Influences of nonassociated flow rules on seismic bearing capacity factors of strip footing on soil slope by energy dissipation method

Seismic bearing capacity factors of a strip footing placed on soil slope were determined with both associated and nonassociated flow rules. Quasi-static representation of earthquake effects using a seismic coefficient concept was adopted for seismic bearing capacity calculations. A multi-wedge translational failure mechanism was used to obtain the seismic bearing capacity factors for different seismic coefficients and various inclined angles. Employing the associated flow rule, numerical results were compared with the published solutions. For bearing capacity factors related to cohesion and equivalent surcharge load, the maximum difference approximates 0.1%. However, the difference of bearing capacity factor related to unit weight is larger. With the two flow rules, the seismic bearing capacity factors were presented in the form of design charts for practical use. The results show that seismic bearing capacity factors related to the cohesion, the equivalent surcharge load and the unit weight increase greatly as the dilatancy angle increases, and that the nonassociated flow rule has important influences on the seismic bearing capacity.
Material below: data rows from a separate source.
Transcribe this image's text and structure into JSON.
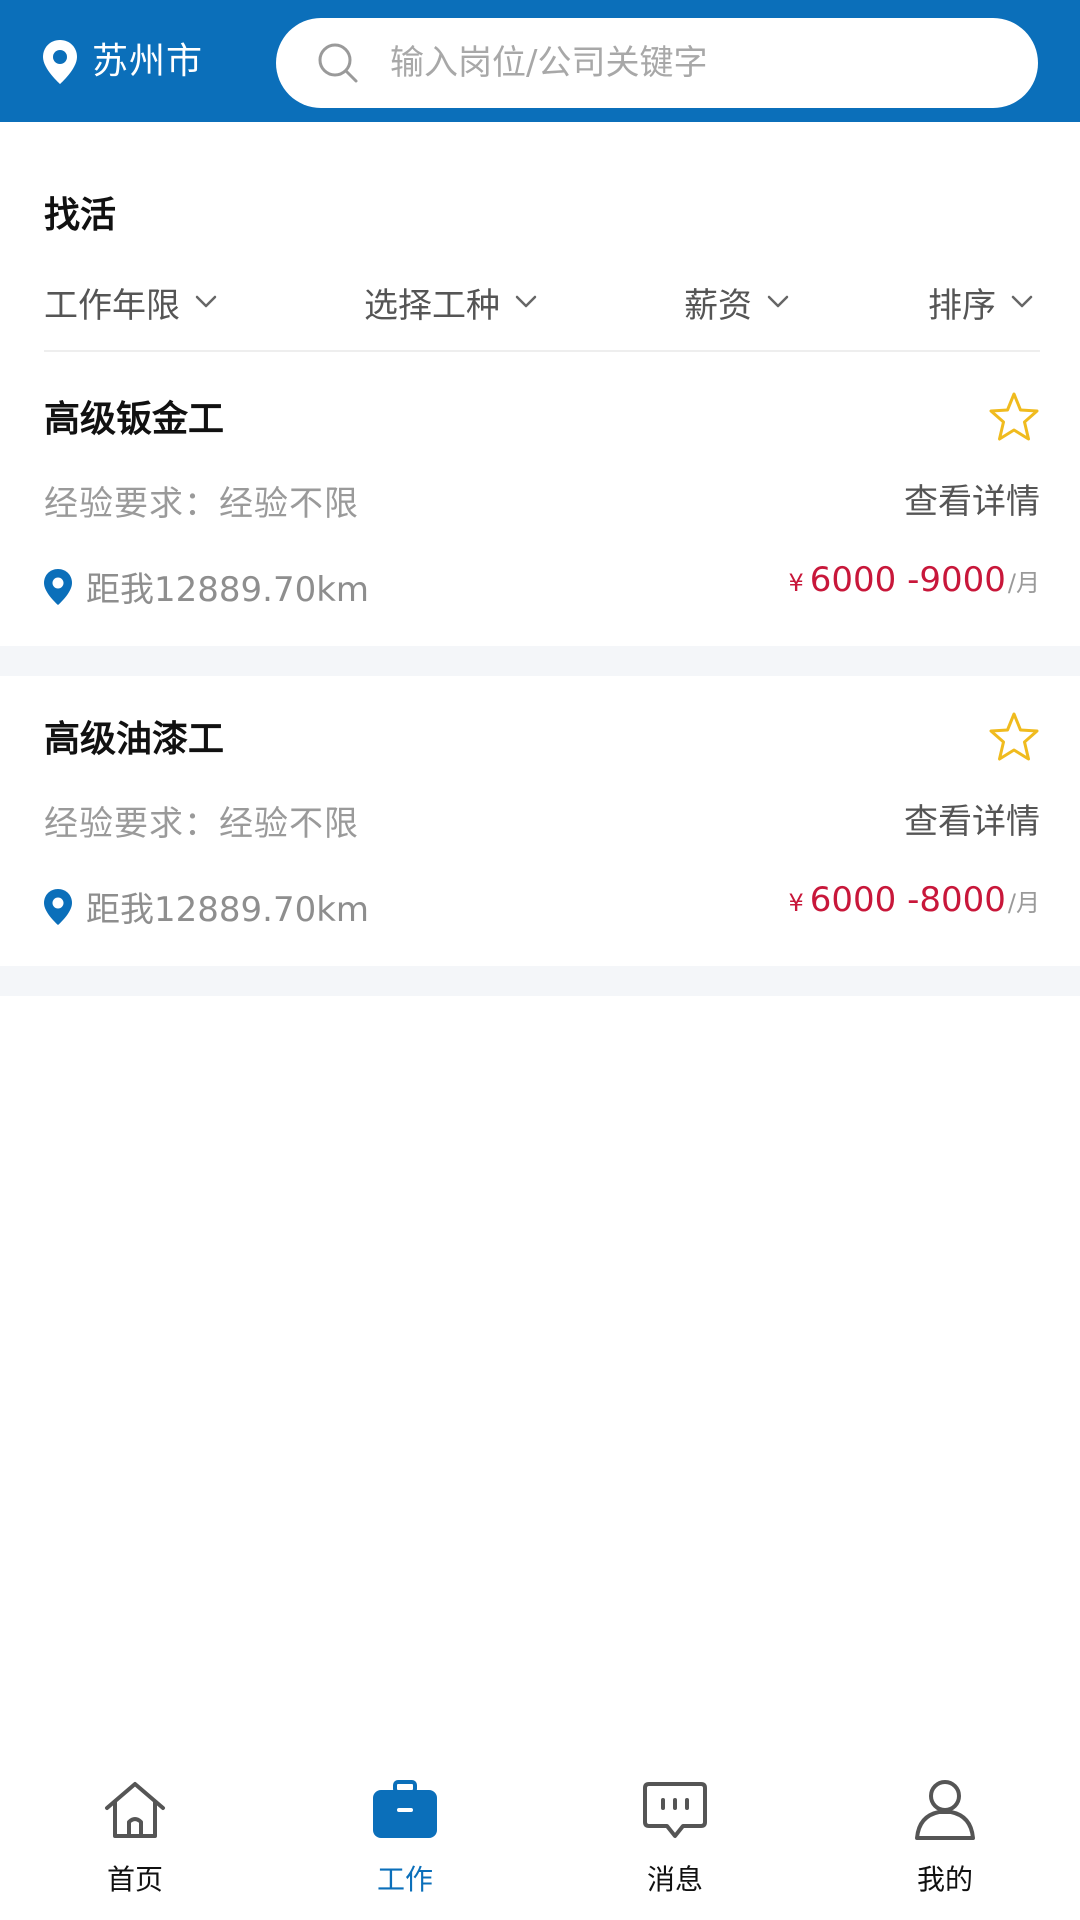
{
  "header": {
    "city": "苏州市",
    "search_placeholder": "输入岗位/公司关键字",
    "accent_color": "#0b6fba"
  },
  "section_title": "找活",
  "filters": [
    {
      "label": "工作年限",
      "icon": "chevron-down-icon"
    },
    {
      "label": "选择工种",
      "icon": "chevron-down-icon"
    },
    {
      "label": "薪资",
      "icon": "chevron-down-icon"
    },
    {
      "label": "排序",
      "icon": "chevron-down-icon"
    }
  ],
  "jobs": [
    {
      "title": "高级钣金工",
      "experience": "经验要求：经验不限",
      "detail_link": "查看详情",
      "distance": "距我12889.70km",
      "currency": "¥",
      "salary": "6000 -9000",
      "unit": "/月",
      "favorited": false
    },
    {
      "title": "高级油漆工",
      "experience": "经验要求：经验不限",
      "detail_link": "查看详情",
      "distance": "距我12889.70km",
      "currency": "¥",
      "salary": "6000 -8000",
      "unit": "/月",
      "favorited": false
    }
  ],
  "bottom_nav": [
    {
      "label": "首页",
      "icon": "home-icon",
      "active": false
    },
    {
      "label": "工作",
      "icon": "briefcase-icon",
      "active": true
    },
    {
      "label": "消息",
      "icon": "message-icon",
      "active": false
    },
    {
      "label": "我的",
      "icon": "user-icon",
      "active": false
    }
  ],
  "colors": {
    "salary": "#c8173a",
    "star": "#f0bb1e",
    "muted_text": "#9a9a9a"
  }
}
Effects of intermediate principal stress on rock cavity stability

The linear Mohr-Coulomb and nonlinear Hoek-Brown failure criteria, which neglect the effects of intermediate principal stress, are widely used in soil and rock engineering. However, much experimental data shows that the failure envelope relates to the intermediate principal stress. Employing the failure criterion and the generalized plastic potential function, the stability of rock cavity driven in an isotropic and homogeneous medium was investigated under the condition of plane strain considering the effects of intermediate principal stress. The closed-form solutions for stresses and displacement around a rock cavity were given in the elastic and plastic zones. Based on the closed-form solutions, the intermediate principal stress has an important effect on cavity stability.

Uplift Capacity of Shallow Anchors Based on the Generalized Nonlinear Failure Criterion

The shape of rapture surface for shallow anchors was presented and the effects of parameters on the shape of rapture surface were analyzed. Based on the generalized nonlinear failure criterion and the limit equilibrium principle, an approach, which takes into account the shape of rapture surface, dip angle of shallow anchors, and varieties of rock and soil mass, is proposed. The effects of different parameters on ultimate uplift force of shallow anchors are discussed. In order to validate the practicability of the proposed formula, a comparison between the theoretical solutions and local test results is conducted. The agreement shows that the proposed formula is effective. The results of the proposed approach show that the ultimate uplift capacity of shallow anchor increases nonlinearly with the shape coefficient linearly increasing. The values of ultimate uplift force local test are in the range of the results of the proposed method with shape coefficient from 0 to 1.

Three-Dimensional Ground Settlement Induced by Metro Tunnel Excavation Considering the Influence of Group Piles

Considering the influence of group piles, a prediction model for three-dimensional ground surface settlement induced by circular metro tunnels excavation in incompressible rock masses is proposed based on the stochastic medium theory and the shear displacement method. The surface settlement caused by the metro tunnel opening is divided into two parts. One part is soil mass settlement caused by the metro tunnel opening and calculated by the stochastic medium theory. The other part is the settlement induced by the friction force between the group piles and the soil mass around the metro tunnel cross section and calculated by the shear displacement method. The three-dimensional prediction of the ground surface settlement is obtained by the linear superposition of the two parts. The validation of the proposed prediction approach is proved by comparing with the measured data and the numerical model of the double tunnels under the Puyuan overpass where metro tunnels undercrossed group piles. The effects of buried depth, radial convergences, center distance of double tunnels, position and size of piles, and group piles are analyzed and discussed. The improved prediction approach can be applied to calculate the three-dimensional ground settlement, especially for the metro tunnels crossing through group piles.